1.2. Rumusan Masalah Berdasarkan latar belakang yang telah dipaparkan dalam pendahuluan, maka permasalahan dalam penelitian ini adalah Bagaimana angka kontaminasi kapang pada dodol zebra yang dijual di Wilayah Terminal Leuwi Panjang Kota Bandung tahun 2012?.

1.3. Tujuan 1.3.1. Tujuan Umum Ingin mengetahui bagaimana angka kontaminasi kapang pada dodol zebra yang dijual di Wilayah Terminal Leuwi Panjang Kota Bandung tahun 2012. 1.3.2. Tujuan Khusus 1) Ingin mengetahui total koloni kapang pada dodol zebra yang dijual di Wilayah Terminal Leuwi Panjang Kota Bandung tahun 2012. 2) Ingin mengetahui pengetahuan penjamah/penjual dodol zebra di Wilayah Terminal Leuwi Panjang Kota Bandung terhadap cara penyajian dodol zebra. 3) Ingin mengetahui perilaku para penjamah/penjual dodol zebra di Wilayah Terminal Leuwi Panjang Kota Bandung terhadap cara penyajian dodol zebra. 4) Ingin mengetahui kondisi fisik sarana tempat penyajian yang digunakan para penjamah dodol zebra untuk menyajikan dodol zebra di Wilayah Terminal Leuwi Panjang Kota Bandung. 5) Ingin mengetahui kandungan zat pengawet pada produk dodol zebra.
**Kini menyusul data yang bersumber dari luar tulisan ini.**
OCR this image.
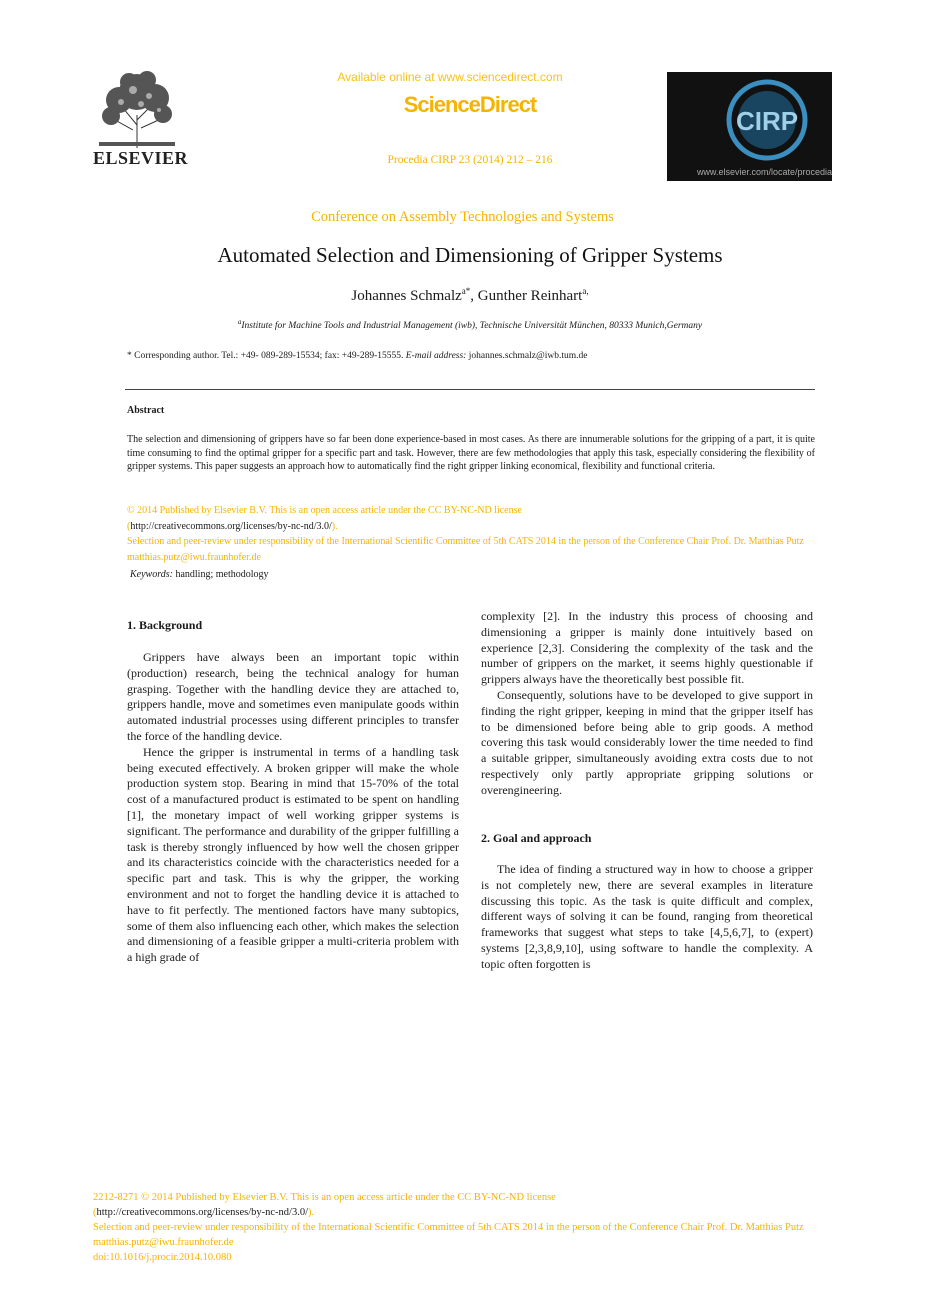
ELSEVIER
Available online at www.sciencedirect.com
ScienceDirect
Procedia CIRP 23 (2014) 212 – 216
CIRP
www.elsevier.com/locate/procedia
Conference on Assembly Technologies and Systems
Automated Selection and Dimensioning of Gripper Systems
Johannes Schmalz$^{a*}$, Gunther Reinhart$^{a,}$
$^a$Institute for Machine Tools and Industrial Management (iwb), Technische Universität München, 80333 Munich,Germany
* Corresponding author. Tel.: +49- 089-289-15534; fax: +49-289-15555. E-mail address: johannes.schmalz@iwb.tum.de
Abstract
The selection and dimensioning of grippers have so far been done experience-based in most cases. As there are innumerable solutions for the gripping of a part, it is quite time consuming to find the optimal gripper for a specific part and task. However, there are few methodologies that apply this task, especially considering the flexibility of gripper systems. This paper suggests an approach how to automatically find the right gripper linking economical, flexibility and functional criteria.
© 2014 Published by Elsevier B.V. This is an open access article under the CC BY-NC-ND license
(http://creativecommons.org/licenses/by-nc-nd/3.0/).
Selection and peer-review under responsibility of the International Scientific Committee of 5th CATS 2014 in the person of the Conference Chair Prof. Dr. Matthias Putz matthias.putz@iwu.fraunhofer.de
Keywords: handling; methodology
1. Background

Grippers have always been an important topic within (production) research, being the technical analogy for human grasping. Together with the handling device they are attached to, grippers handle, move and sometimes even manipulate goods within automated industrial processes using different principles to transfer the force of the handling device.

Hence the gripper is instrumental in terms of a handling task being executed effectively. A broken gripper will make the whole production system stop. Bearing in mind that 15-70% of the total cost of a manufactured product is estimated to be spent on handling [1], the monetary impact of well working gripper systems is significant. The performance and durability of the gripper fulfilling a task is thereby strongly influenced by how well the chosen gripper and its characteristics coincide with the characteristics needed for a specific part and task. This is why the gripper, the working environment and not to forget the handling device it is attached to have to fit perfectly. The mentioned factors have many subtopics, some of them also influencing each other, which makes the selection and dimensioning of a feasible gripper a multi-criteria problem with a high grade of

complexity [2]. In the industry this process of choosing and dimensioning a gripper is mainly done intuitively based on experience [2,3]. Considering the complexity of the task and the number of grippers on the market, it seems highly questionable if grippers always have the theoretically best possible fit.

Consequently, solutions have to be developed to give support in finding the right gripper, keeping in mind that the gripper itself has to be dimensioned before being able to grip goods. A method covering this task would considerably lower the time needed to find a suitable gripper, simultaneously avoiding extra costs due to not respectively only partly appropriate gripping solutions or overengineering.

2. Goal and approach

The idea of finding a structured way in how to choose a gripper is not completely new, there are several examples in literature discussing this topic. As the task is quite difficult and complex, different ways of solving it can be found, ranging from theoretical frameworks that suggest what steps to take [4,5,6,7], to (expert) systems [2,3,8,9,10], using software to handle the complexity. A topic often forgotten is

2212-8271 © 2014 Published by Elsevier B.V. This is an open access article under the CC BY-NC-ND license
(http://creativecommons.org/licenses/by-nc-nd/3.0/).
Selection and peer-review under responsibility of the International Scientific Committee of 5th CATS 2014 in the person of the Conference Chair Prof. Dr. Matthias Putz matthias.putz@iwu.fraunhofer.de
doi:10.1016/j.procir.2014.10.080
1.4. Ruang Lingkup Penelitian ini dilakukan di Sentra Pedagang Oleh-oleh Kawasan Terminal Leuwi Panjang Kota Bandung pada bulan Mei s.d. Juli 2012. Penelitian dibatasi hanya untuk meninjau factor-faktor yang mempengaruhi keberadaan kapang pada dodol dengan mengamati keadaan lingkungan tempat penyajian dodol, dan keadaan penjamah dodol dengan menggunakan desain penelitian deskriptif. Pengambilan data dalam penelitian ini dilakukan dengan wawancara terhadap para penjamah dodol, pemeriksaan laboratorium mengenai angka total kapang pada dodol, dan observasi mengenai kondisi lingkungan tempat penyajian dodol dengan menggunakan Format Isian Penilaian yang mengacu pada literatur-literatur yang berhubungan dengan penelitian ini untuk mengetahui bagaimana angka kontaminasi kapang pada dodol zebra yang dijual di Wilayah Terminal Leuwi Panjang Kota Bandung tahun 2012.
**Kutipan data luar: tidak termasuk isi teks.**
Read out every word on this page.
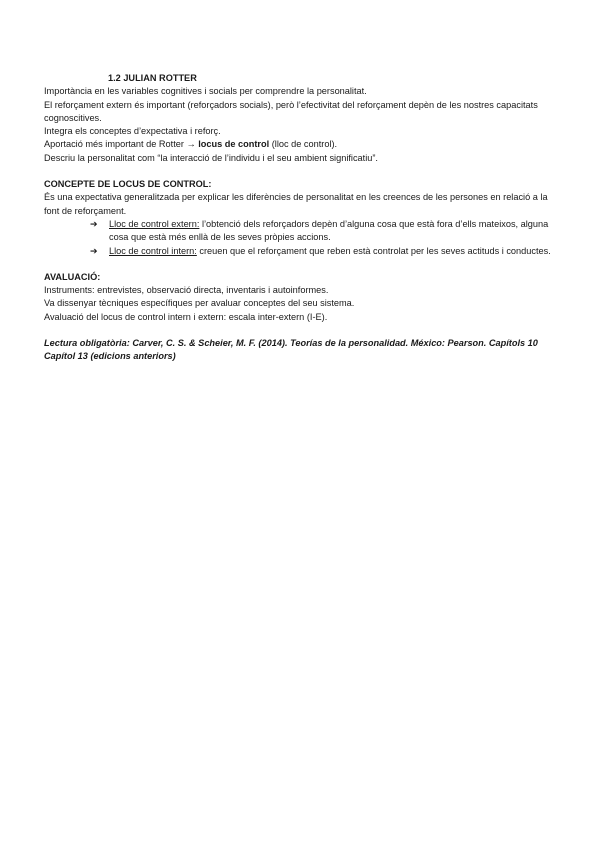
1.2 JULIAN ROTTER

Importància en les variables cognitives i socials per comprendre la personalitat.

El reforçament extern és important (reforçadors socials), però l’efectivitat del reforçament depèn de les nostres capacitats cognoscitives.

Integra els conceptes d’expectativa i reforç.

Aportació més important de Rotter → locus de control (lloc de control).

Descriu la personalitat com “la interacció de l’individu i el seu ambient significatiu”.

CONCEPTE DE LOCUS DE CONTROL:

És una expectativa generalitzada per explicar les diferències de personalitat en les creences de les persones en relació a la font de reforçament.

➔ Lloc de control extern: l’obtenció dels reforçadors depèn d’alguna cosa que està fora d’ells mateixos, alguna cosa que està més enllà de les seves pròpies accions.
➔ Lloc de control intern: creuen que el reforçament que reben està controlat per les seves actituds i conductes.

AVALUACIÓ:

Instruments: entrevistes, observació directa, inventaris i autoinformes.

Va dissenyar tècniques específiques per avaluar conceptes del seu sistema.

Avaluació del locus de control intern i extern: escala inter-extern (I-E).

Lectura obligatòria: Carver, C. S. & Scheier, M. F. (2014). Teorías de la personalidad. México: Pearson. Capítols 10 Capítol 13 (edicions anteriors)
1.5. Manfaat Penelitian 1) Dapat menambah pengetahuan peneliti dalam hal kontaminasi khususnya kapang dalam ilmu pangan. 2) Mendapatkan informasi tambahan bagi para pedagang tentang cara penyajian makanan/dodol 3) Dapat menjadi masukan untuk Dinas Kesehatan dalam pengawasan dan pembinaan cara penyajian produk dodol zebra khususnya.